Bitcoin rose as much as 3.7% to $65,826 on Thursday, before paring the gain. That was the highest since July. 30. Smaller, less liquid tokens rallied more, with Dogecoin up more than 9%, Solana jumping 5% and Avalanche increasing 6.5%.

The $65,000 level has historically been a point of resistance for Bitcoin in August and September, Newhouse said. "We're retesting it."

In the options market, traders will face over $5.8 billion in contracts expiring on Friday.

"Of the BTC options expiring, about 20% is in the money," said Luuk Strijers, chief executive officer of crypto derivatives exchange Deribit. "This larger expiry is likely to heighten market volatility or activity as traders close or roll over their positions, which could also impact price."

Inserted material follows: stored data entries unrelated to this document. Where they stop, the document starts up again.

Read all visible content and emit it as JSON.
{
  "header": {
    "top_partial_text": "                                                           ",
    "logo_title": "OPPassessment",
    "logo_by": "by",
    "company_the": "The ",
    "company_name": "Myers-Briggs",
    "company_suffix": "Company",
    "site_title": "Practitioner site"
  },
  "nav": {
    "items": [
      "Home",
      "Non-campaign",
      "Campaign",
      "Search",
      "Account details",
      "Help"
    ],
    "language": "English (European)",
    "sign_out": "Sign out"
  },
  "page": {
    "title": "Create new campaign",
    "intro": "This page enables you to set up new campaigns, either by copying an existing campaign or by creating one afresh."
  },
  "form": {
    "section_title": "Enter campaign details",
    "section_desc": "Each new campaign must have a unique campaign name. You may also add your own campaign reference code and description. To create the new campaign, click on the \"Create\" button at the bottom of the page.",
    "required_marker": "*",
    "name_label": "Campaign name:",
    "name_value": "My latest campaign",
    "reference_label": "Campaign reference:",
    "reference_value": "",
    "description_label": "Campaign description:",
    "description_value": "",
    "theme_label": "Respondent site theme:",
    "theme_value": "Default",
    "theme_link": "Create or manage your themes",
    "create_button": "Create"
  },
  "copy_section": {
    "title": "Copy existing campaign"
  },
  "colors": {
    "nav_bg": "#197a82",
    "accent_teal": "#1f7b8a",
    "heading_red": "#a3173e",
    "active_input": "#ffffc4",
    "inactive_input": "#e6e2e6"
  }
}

The open interest for Bitcoin options is concentrated around $100,000, $90,000, $70,000 and $65,000 across all expirations, according to data compiled by Deribit.

"The market should chop around ahead of expiries as gamma hedging takes control of the market around the 60 and 65k levels," said Darius Tabai, CEO and co-founder of Vertex.

As investors rush to the options market, dealers providing such contracts either buy or sell en masse in a bid to neutralize their fast-moving exposures "- a dynamic known as "gamma hedging."